We divided the term “tokenization” into “token” and “ization” at the beginning of this article, with “token” being the root word and “ization” being the second subword identified as supplementary information for the base word. The subword splitting will assist the model in learning that terms with the same root word as “token,” such as “tokens” and “tokenizing,” have similar meanings. It will also assist the model understand that the phrases “tokenization” and “modernization” are derived from separate root words but share the suffix “ization” and are used in the same syntactic conditions. Another example is the phrase “unexpected.” Because these stand-alone subwords emerge more frequently, subword-based tokenization will separate it into “surprising” and “ly.”

To signify which word is the start of the token and which word is the completion of the start of the token, subword-based tokenization algorithms typically utilise a specific symbol. For example, the word “tokenization” can be divided into “token” and “##ization,” indicating that “token” is the beginning of the word and “##ization” is the end of the term.

Different NLP models employ various special symbols to represent subwords. The BERT model uses “##” for the second subword. Please keep in mind that special symbols can also be added to the beginning of a word.
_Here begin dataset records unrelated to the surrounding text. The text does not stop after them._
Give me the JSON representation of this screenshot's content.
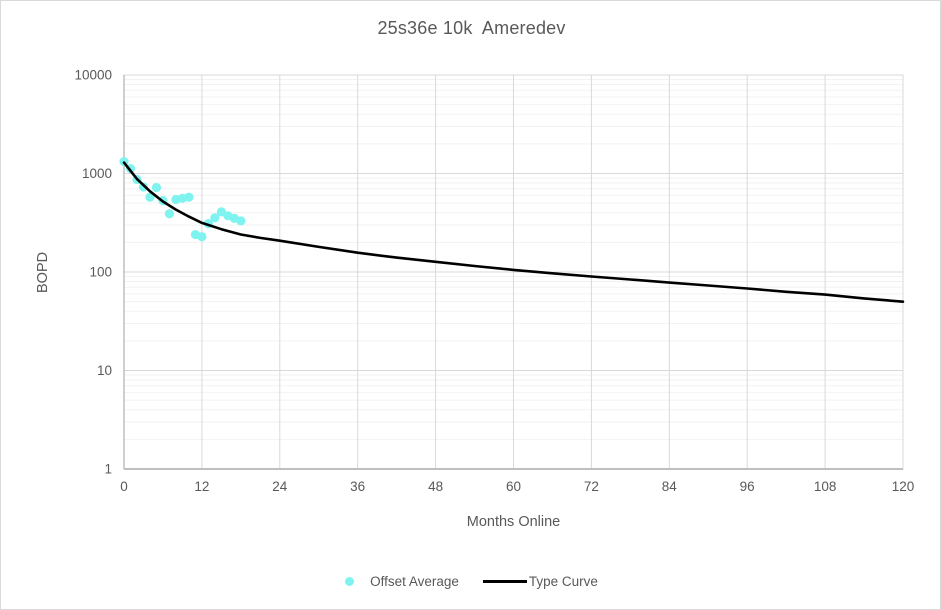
{
  "chart_data": {
    "type": "scatter",
    "title": "25s36e 10k  Ameredev",
    "xlabel": "Months Online",
    "ylabel": "BOPD",
    "x_ticks": [
      0,
      12,
      24,
      36,
      48,
      60,
      72,
      84,
      96,
      108,
      120
    ],
    "y_ticks": [
      1,
      10,
      100,
      1000,
      10000
    ],
    "xlim": [
      0,
      120
    ],
    "ylim": [
      1,
      10000
    ],
    "y_scale": "log",
    "grid": {
      "vertical": true,
      "horizontal_major": true,
      "horizontal_log_minor": true
    },
    "legend_position": "bottom",
    "series": [
      {
        "name": "Offset Average",
        "style": "scatter",
        "color": "#7ff3f0",
        "marker": "circle",
        "x": [
          0,
          1,
          2,
          3,
          4,
          5,
          6,
          7,
          8,
          9,
          10,
          11,
          12,
          13,
          14,
          15,
          16,
          17,
          18
        ],
        "y": [
          1320,
          1120,
          870,
          730,
          575,
          720,
          530,
          390,
          545,
          560,
          575,
          240,
          228,
          310,
          355,
          408,
          372,
          350,
          330
        ]
      },
      {
        "name": "Type Curve",
        "style": "line",
        "color": "#000000",
        "x": [
          0,
          2,
          4,
          6,
          8,
          10,
          12,
          15,
          18,
          21,
          24,
          30,
          36,
          42,
          48,
          54,
          60,
          66,
          72,
          78,
          84,
          90,
          96,
          102,
          108,
          114,
          120
        ],
        "y": [
          1290,
          880,
          660,
          520,
          430,
          365,
          315,
          272,
          240,
          222,
          208,
          180,
          157,
          140,
          127,
          115,
          105,
          97,
          90,
          84,
          78,
          73,
          68,
          63,
          59,
          54,
          50
        ]
      }
    ]
  },
  "colors": {
    "text": "#595959",
    "grid_major": "#d9d9d9",
    "grid_minor": "#f2f2f2",
    "axis_line": "#bfbfbf",
    "chart_border": "#d9d9d9",
    "scatter": "#7ff3f0",
    "line": "#000000"
  }
}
Most models that have achieved cutting-edge outcomes in the English language employ some form of subword-tokenization method. WordPiece, which is used by BERT and DistilBERT, Unigram, which is used by XLNet and ALBERT, and Bye-Pair Encoding, which is used by GPT-2 and RoBERTa are a few common subword-based tokenization techniques. ?

Subword-based tokenization enables the model to have a large vocabulary while also learning meaningful context-independent representations. A model can even process a word it has never seen before because deconstruction can lead to recognised subwords. ‘ ‘

As a result, we saw how tokenization methods changed through time to meet the ever-changing needs of the NLP domain and to provide better answers to challenges.